No one can work with children without being aware of the explosion in the last decade of Japanese animation, or anime, and its twin, manga, often the same images, stories, and characters in print form. Manga makes up the majority of graphic novels published today, although there are many other examples, and the format is growing in range and diversity.

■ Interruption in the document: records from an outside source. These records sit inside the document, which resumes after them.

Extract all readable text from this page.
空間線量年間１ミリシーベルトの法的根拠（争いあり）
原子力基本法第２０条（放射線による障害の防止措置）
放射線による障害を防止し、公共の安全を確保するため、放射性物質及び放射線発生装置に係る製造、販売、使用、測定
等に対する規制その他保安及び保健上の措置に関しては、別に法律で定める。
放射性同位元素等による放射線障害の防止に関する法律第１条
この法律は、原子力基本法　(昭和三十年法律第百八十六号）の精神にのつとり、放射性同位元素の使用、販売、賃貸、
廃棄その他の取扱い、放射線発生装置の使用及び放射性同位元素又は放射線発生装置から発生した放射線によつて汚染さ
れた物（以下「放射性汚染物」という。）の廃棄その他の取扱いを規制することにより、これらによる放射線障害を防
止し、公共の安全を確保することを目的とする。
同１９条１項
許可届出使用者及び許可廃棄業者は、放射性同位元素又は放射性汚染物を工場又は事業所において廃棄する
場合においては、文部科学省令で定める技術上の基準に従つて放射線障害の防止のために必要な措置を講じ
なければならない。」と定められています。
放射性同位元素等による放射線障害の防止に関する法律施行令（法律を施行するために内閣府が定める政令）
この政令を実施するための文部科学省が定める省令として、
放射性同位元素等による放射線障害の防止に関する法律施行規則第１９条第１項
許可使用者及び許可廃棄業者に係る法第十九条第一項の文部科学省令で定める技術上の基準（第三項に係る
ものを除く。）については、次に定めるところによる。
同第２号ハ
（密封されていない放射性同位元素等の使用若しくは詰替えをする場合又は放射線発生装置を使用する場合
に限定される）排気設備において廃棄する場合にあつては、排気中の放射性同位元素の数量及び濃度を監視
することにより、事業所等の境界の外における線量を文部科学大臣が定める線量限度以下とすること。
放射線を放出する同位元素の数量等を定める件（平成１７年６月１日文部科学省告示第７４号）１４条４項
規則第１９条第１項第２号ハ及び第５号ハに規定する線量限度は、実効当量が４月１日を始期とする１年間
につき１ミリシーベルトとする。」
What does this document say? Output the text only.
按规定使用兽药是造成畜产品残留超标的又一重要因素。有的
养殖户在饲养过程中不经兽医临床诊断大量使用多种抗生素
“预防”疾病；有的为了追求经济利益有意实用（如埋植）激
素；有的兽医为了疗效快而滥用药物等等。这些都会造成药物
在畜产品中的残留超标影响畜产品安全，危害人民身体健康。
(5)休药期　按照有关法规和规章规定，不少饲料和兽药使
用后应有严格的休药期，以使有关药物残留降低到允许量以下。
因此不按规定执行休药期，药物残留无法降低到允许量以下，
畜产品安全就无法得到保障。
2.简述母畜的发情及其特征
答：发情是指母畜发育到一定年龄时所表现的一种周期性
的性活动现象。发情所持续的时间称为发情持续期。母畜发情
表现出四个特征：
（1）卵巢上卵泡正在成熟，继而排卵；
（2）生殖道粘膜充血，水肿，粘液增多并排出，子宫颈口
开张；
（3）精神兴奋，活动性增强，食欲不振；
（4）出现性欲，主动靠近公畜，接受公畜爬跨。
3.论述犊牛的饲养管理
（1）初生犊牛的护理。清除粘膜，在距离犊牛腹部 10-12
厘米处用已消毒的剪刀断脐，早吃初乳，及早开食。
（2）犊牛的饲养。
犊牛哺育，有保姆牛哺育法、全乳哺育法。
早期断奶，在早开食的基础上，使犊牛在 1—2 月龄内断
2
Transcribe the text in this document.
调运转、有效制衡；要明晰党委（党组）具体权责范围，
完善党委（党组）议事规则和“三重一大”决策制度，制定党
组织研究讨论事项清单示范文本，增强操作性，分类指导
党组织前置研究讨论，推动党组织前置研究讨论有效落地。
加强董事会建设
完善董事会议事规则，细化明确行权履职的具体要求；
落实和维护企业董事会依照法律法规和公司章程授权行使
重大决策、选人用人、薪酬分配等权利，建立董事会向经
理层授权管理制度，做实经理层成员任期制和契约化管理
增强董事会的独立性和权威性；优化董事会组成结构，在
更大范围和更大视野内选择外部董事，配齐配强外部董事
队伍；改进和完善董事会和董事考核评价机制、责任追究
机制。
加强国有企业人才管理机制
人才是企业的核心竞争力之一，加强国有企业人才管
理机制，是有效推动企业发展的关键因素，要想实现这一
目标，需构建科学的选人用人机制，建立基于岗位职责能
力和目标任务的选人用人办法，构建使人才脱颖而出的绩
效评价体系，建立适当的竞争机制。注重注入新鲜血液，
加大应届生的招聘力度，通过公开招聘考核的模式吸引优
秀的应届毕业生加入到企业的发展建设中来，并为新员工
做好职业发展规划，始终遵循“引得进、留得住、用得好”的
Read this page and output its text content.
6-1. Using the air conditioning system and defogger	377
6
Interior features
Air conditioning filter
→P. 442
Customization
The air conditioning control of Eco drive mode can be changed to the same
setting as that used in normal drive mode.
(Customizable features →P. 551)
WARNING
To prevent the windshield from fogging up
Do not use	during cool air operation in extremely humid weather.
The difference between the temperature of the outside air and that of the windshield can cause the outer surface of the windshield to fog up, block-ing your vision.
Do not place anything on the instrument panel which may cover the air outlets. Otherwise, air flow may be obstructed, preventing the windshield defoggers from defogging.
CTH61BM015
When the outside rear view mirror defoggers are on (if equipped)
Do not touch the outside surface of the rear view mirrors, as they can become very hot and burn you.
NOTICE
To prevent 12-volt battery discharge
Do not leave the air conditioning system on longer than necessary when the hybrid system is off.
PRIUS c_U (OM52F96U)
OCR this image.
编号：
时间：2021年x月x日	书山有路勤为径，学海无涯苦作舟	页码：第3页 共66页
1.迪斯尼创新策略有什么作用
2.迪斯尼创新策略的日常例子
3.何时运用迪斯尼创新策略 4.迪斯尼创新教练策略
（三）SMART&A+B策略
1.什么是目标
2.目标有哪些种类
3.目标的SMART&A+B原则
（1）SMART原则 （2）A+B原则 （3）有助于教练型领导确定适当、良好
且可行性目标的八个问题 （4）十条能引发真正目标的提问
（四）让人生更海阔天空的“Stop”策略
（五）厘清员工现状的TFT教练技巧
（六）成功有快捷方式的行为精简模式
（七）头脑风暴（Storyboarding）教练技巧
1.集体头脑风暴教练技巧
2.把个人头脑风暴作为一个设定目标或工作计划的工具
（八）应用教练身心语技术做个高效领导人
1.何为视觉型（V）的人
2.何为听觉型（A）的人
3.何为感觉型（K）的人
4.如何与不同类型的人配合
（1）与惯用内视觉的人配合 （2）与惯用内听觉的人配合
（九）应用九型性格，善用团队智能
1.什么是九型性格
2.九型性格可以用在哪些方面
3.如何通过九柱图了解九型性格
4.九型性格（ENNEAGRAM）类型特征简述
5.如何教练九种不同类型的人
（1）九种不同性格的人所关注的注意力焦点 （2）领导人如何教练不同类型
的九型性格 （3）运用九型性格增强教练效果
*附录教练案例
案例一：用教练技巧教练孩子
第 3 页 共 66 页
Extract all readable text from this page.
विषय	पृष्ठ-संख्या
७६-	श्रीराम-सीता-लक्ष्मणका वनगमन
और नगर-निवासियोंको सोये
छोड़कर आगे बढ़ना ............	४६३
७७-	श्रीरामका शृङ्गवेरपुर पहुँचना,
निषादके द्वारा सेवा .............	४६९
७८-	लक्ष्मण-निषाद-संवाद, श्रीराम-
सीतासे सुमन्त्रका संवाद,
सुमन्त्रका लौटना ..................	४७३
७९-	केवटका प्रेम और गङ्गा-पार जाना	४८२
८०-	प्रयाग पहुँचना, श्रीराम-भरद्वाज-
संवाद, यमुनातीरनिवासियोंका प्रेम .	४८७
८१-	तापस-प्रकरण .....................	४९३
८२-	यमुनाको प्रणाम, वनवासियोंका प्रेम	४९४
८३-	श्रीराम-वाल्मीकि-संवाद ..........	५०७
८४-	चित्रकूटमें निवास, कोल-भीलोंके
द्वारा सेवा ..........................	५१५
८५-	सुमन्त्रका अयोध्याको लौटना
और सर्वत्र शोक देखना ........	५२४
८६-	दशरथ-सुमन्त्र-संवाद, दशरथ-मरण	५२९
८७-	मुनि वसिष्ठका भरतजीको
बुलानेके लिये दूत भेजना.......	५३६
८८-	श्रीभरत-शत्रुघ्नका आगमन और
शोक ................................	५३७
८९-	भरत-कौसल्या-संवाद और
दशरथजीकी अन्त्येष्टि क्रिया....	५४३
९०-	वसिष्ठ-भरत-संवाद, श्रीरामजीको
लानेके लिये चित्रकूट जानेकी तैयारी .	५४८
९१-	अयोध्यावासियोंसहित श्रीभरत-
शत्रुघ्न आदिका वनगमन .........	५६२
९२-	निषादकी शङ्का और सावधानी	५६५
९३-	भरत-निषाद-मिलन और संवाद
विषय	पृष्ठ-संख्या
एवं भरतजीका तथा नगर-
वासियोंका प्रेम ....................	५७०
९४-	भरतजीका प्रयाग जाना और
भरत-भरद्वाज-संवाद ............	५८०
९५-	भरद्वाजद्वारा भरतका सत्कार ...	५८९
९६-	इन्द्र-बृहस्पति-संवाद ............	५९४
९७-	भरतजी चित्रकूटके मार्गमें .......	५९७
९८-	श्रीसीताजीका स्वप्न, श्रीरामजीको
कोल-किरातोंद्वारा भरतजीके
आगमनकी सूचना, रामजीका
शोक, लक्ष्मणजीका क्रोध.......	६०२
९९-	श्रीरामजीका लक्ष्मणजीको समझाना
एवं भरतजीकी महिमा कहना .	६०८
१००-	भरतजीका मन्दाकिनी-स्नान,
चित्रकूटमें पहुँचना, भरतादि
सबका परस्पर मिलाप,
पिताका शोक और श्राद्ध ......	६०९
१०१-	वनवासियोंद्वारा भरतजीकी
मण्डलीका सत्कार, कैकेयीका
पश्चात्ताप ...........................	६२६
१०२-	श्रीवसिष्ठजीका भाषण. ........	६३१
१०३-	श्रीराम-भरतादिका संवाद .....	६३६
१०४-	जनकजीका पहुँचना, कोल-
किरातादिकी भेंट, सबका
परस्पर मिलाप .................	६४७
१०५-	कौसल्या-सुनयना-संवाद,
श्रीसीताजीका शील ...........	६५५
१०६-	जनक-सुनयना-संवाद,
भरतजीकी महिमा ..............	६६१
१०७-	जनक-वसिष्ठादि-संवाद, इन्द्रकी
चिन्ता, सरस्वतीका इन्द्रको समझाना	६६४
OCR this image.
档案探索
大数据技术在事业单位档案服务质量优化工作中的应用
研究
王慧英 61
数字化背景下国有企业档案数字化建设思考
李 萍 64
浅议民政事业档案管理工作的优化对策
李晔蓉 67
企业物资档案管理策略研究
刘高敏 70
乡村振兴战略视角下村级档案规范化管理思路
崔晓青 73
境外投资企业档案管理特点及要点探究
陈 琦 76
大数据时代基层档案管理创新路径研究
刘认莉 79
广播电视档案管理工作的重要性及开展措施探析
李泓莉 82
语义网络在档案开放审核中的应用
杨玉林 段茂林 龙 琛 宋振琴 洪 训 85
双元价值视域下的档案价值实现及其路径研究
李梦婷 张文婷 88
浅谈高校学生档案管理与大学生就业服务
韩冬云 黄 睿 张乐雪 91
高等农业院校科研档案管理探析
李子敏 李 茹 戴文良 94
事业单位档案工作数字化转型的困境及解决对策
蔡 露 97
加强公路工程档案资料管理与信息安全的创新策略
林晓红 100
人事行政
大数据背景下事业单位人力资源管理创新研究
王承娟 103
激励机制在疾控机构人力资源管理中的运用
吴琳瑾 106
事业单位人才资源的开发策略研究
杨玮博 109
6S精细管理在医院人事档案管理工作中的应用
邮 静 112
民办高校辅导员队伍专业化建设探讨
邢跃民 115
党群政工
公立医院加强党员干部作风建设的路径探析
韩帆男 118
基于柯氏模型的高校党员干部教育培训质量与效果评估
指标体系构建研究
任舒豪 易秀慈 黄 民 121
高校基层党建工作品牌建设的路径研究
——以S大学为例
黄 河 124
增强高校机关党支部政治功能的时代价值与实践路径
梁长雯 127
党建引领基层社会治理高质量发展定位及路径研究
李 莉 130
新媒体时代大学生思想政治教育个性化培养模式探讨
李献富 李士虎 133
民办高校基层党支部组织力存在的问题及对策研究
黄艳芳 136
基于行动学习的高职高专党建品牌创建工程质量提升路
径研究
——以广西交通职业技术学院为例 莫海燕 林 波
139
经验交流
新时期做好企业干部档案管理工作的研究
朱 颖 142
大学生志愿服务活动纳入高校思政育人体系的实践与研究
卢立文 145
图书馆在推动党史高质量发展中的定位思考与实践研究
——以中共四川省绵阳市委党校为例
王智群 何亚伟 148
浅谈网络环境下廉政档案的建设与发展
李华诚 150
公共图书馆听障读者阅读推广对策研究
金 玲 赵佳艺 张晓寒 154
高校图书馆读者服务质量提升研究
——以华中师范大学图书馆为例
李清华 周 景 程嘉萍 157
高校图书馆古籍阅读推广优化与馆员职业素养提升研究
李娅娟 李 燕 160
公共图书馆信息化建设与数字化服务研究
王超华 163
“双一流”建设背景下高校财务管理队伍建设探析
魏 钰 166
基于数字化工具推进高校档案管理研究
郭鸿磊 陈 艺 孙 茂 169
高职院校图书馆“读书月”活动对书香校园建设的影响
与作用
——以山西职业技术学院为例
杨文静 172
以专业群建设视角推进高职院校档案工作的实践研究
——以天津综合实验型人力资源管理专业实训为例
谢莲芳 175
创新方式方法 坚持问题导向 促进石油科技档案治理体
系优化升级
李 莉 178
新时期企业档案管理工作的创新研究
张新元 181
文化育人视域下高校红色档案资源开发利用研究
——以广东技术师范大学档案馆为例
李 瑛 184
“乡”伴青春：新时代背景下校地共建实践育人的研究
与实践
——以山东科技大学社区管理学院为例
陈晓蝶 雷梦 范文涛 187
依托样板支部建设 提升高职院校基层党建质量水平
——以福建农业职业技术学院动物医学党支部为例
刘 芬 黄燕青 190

There are historical/biographical graphic novels, such as King by Ho Che Anderson, Last Day in Vietnam: A Memory by Will Eisner, and Fax From Sarajevo: A Story of Survival by Joe Kubert. There are graphic novels taken from great literature, such as The Last Knight: An Introduction to Don Quixote by Miguel de Cervantes, as adapted by Will Eisner, and Give It Up! And Other Short Stories by Franz Kafka, illustrated by Peter Kuper. There are graphic novels in the field of science, such as The Cartoon Guide to Genetics by Larry Gonick and Mark Wheelis. And there are graphic novels that deal with social issues such as child abuse, as in The Tale of One Bad Rat by Bryan Talbot; teenage pregnancy, as in The Amazing “True” Story of a Teenage Single Mom by Katherine Arnoldi; and AIDS, as in the excellent Pedro and Me: Friendship, Loss, and What I Learned by Judd Winick.
Teachers, of course, disagree on the subject of using popular- culture media in the classroom. But as Timothy G. Morrison, Gregory Bryan, and George W. Chilcoat write in “Using Student-Generated Comic Books in the Classroom” (Journal of Adolescent & Adult Literacy, May 2002), using popular culture can “diminish the disparity children perceive between their lives in and out of school.” They argue that students need “to become critical consumers of media messages” through exposure and discussion in the classroom, and they suggest the use of student-generated comic books as a tool for developing reading comprehension and research skills.
The British educator, artist, and author Paul Johnson, the director of the Book Art Project, says, “What is needed is a new kind of educator who embraces the two prime communications systems—writing and visual communication—in a pragmatic and down-to-earth way.” His books are lucid how-to manuals as well as passionate proposals for the development of literacy through integration of the visual imagery of a child’s own drawing with student-generated text.
Reluctant readers at any age are a difficult problem and a heartache for teachers, but a student’s actually graduating from high school without becoming a reader is a tragedy. Where it is evident that we as teachers are failing a group of students, new ideas and new approaches are called for. These children have something to say. We need to provide a venue for them. Engaging students in writing, using formats that work for them, will lead these hard-to-reach students to a greater enjoyment of and participation in reading.
I hope that these ideas will inspire further thought, action, and innovation in this difficult area.
Patricia Ingram is a librarian at Johnston High School in Austin, Texas.